As variance generally used to ask to follow variety of different sort of the step in the
organization and on the basis of the same varieties of different decision are taken in the
organization these eventually used to consume a good sort of the time for the company to find
and understand the performance of the manager in the better way in the organization. It has
been also analysed that good amount of the resources are also need to be invested by the
organization to carry out the variance analysis in the better and efficient way in the
organization.
Another drawback which was identified due to using variance analysis in measuring the
performance of the manager is that variance analysis generally over depended upon the
budgetary function which has been performed in the organization. This used to impact the
performance of the business in the negative way as variance generally used to depend on the
benchmark which has been set in the past but in the case of analysing the performance of the
manager with the help of the variance analysis it has been analysed that it generally used to
get it very difficult to use variance analysis as a tool to analysis and measuring the
performance of the manager in the organization in the better way (Gao and et.al., 2019).
Another drawback which has been identified of variance analysis for the organization is
that variance analysis is really a tough and difficult framework to be applied in the
organization as it requires a variety of different analysis to be done before arising on to the
final outcome. Hence it also used to create the varieties of the issue for the organization to
understand and interoperate the variety of the different data in the organization. Hence, using
of meeting duties, it builds the odds that the differences would be positive which implies that
the business responsibilities would be met or even surpass the desires. Thus, all these merits
of variance analysis make it very useful for the organization in carrying out the performance
evaluation process which has will result into better analysis and outcomes which will help in
taking right decisions at the right time.
Demerits
There are varieties of different type of drawback which are also seen by the organization
when using variance analyses as a mentoring tool to understand the performance of manager
in the organization. (Sagnak and Kazancoglu, 2020) explains that variance analysis used to
take a longer period of time other than other method to analysis the performance of manager.

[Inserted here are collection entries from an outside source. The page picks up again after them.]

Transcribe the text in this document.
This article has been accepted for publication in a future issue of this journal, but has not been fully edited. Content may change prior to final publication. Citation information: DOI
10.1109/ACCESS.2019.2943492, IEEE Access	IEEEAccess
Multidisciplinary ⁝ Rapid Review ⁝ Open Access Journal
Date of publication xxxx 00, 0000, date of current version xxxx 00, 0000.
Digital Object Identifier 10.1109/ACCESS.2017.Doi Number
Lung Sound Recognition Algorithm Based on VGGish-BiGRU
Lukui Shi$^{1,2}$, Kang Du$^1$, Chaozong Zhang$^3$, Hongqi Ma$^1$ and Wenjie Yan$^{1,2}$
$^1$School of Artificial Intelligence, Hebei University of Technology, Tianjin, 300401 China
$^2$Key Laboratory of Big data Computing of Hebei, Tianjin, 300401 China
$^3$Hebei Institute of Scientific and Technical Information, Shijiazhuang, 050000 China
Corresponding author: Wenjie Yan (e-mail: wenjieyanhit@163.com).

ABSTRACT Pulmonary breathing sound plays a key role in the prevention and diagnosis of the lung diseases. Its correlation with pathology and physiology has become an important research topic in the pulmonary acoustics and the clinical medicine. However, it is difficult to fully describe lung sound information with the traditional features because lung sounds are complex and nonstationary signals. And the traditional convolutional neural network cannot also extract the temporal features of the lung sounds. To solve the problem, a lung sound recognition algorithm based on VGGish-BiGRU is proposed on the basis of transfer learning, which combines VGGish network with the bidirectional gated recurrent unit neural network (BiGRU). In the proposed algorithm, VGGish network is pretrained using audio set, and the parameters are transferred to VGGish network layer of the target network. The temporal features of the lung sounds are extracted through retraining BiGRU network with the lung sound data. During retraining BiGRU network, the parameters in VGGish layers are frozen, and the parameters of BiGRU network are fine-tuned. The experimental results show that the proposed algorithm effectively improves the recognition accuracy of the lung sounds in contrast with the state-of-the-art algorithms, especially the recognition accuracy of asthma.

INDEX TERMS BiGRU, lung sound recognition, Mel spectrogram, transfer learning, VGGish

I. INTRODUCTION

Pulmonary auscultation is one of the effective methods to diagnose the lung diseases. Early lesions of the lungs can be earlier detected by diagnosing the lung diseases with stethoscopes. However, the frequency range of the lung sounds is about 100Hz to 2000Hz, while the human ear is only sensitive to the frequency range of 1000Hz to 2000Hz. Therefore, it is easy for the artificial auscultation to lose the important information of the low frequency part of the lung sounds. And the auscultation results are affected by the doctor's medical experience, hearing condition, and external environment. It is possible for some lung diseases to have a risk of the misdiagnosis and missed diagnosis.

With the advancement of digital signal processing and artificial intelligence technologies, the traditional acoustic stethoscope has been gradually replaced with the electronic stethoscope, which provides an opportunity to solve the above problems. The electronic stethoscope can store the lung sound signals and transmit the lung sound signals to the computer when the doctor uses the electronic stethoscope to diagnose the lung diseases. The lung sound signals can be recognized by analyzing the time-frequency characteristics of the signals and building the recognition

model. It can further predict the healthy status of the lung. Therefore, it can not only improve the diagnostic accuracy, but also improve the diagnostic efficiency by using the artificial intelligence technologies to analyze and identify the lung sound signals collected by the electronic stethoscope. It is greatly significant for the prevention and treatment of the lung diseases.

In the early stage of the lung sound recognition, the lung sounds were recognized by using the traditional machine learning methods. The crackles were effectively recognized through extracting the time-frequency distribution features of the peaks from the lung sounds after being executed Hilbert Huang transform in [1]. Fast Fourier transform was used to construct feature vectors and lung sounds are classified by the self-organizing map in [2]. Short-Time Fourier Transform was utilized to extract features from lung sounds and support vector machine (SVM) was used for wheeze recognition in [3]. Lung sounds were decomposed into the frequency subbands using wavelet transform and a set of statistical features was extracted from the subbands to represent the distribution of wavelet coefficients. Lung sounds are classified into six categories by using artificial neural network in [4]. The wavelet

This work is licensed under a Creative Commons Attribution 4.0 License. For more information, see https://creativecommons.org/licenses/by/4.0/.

As variance generally used to ask to follow variety of different sort of the step in the
organization and on the basis of the same varieties of different decision are taken in the
organization these eventually used to consume a good sort of the time for the company to find
and understand the performance of the manager in the better way in the organization. It has
been also analysed that good amount of the resources are also need to be invested by the
organization to carry out the variance analysis in the better and efficient way in the
organization.
Another drawback which was identified due to using variance analysis in measuring the
performance of the manager is that variance analysis generally over depended upon the
budgetary function which has been performed in the organization. This used to impact the
performance of the business in the negative way as variance generally used to depend on the
benchmark which has been set in the past but in the case of analysing the performance of the
manager with the help of the variance analysis it has been analysed that it generally used to
get it very difficult to use variance analysis as a tool to analysis and measuring the
performance of the manager in the organization in the better way (Gao and et.al., 2019).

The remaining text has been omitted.